Van Herpen adds, “I feel it’s important that fashion can be about much more than consumerism, but also about new beginnings and self-expression, so my work very much comes from abstract ideas and using new techniques, not the re-invention of old ideas. I find the process of 3D printing fascinating because I believe it will only be a matter of time before we see the clothing we wear today produced with this technology, and it’s because it’s such a different way of manufacturing, adding layer-by-layer, it will be a great source of inspiration for new ideas.”
 
According to van Herpen, motivation to collaborate with Oxman came after seeing her Imaginary Beings: Mythologies of the Not Yet collection--3D printed by Stratasys’ matchless  Objet Connex multi-material 3D printing technology--that featured in the “Multiversités Créatives” exhibition at the Centre Pompidou in Paris last spring. Oxman explains that the joint venture is very much an extension of the series.

“This project has taken Imaginary Beings to Wearable Beings, myths that one can wear. The original collection includes 18 Stratasys 3D printed prototypes for the human body, inspired by Jorge Luis Borges' Book of Imaginary Beings. They are human augmentations inspired by nature, but not all wearable,” van Herpen says. 
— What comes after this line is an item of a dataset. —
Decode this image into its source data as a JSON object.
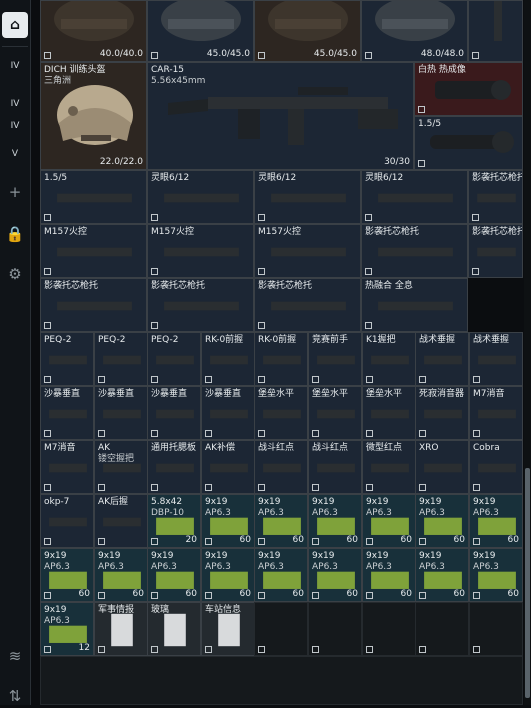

“For Iris’ collection at Paris Fashion Week, it was important to take the series to the next level, thinking not only about form and materials, but also about movement and wearability,” continues van Herpen. “This was a new challenge for me and for my colleagues--Professor W Craig Carter (from the Department of Materials Science & Engineering) and Keren Oxman. It inspired us to design algorithms that could map physical movement and material behavior to geometrical form and morphological variation in a seamless and continuous wearable surface.”
 
Van Herpen, Koerner, and Materialise have continued testing the limits of 3D printing with this 3D printed dress, proving once again that normal rules don’t apply when fashion and high technology combine. In last season’s Hybrid Holism collection, they first introduced the use of Materialise’s Mammoth stereolithography machines for a stunning semi-transparent dress that one spectator compared to liquid honey. 

For this latest collection, ready for an even greater challenge, an experimental new material was put to use in the creation of a flexible, soft dress of stunning complexity. The piece’s intricate lace-like texture was created with precision by lasers (in a process known as laser sintering) and would have been impossible to realize any other way. 

Koerner explains, “My collaboration with Materialise for the 3D printed dress for Iris van Herpen's Haute Couture Show Voltage 2013 reveals a highly complex, parametrically generated, geometrical structure. The architectural structure aims to superimpose multiple layers of thin, woven lines that animate the body in an organic way. Exploiting computational boundaries in combination with the emergent technology selective laser sintering, of a new flexible material, lead to enticing and enigmatic effects within fashion design. New possibilities arise such as eliminating seams and cuts where they are usually placed in couture.”
 
Following the Paris Fashion Show, the skirt and cape will be exhibited at MIT’s Media Lab.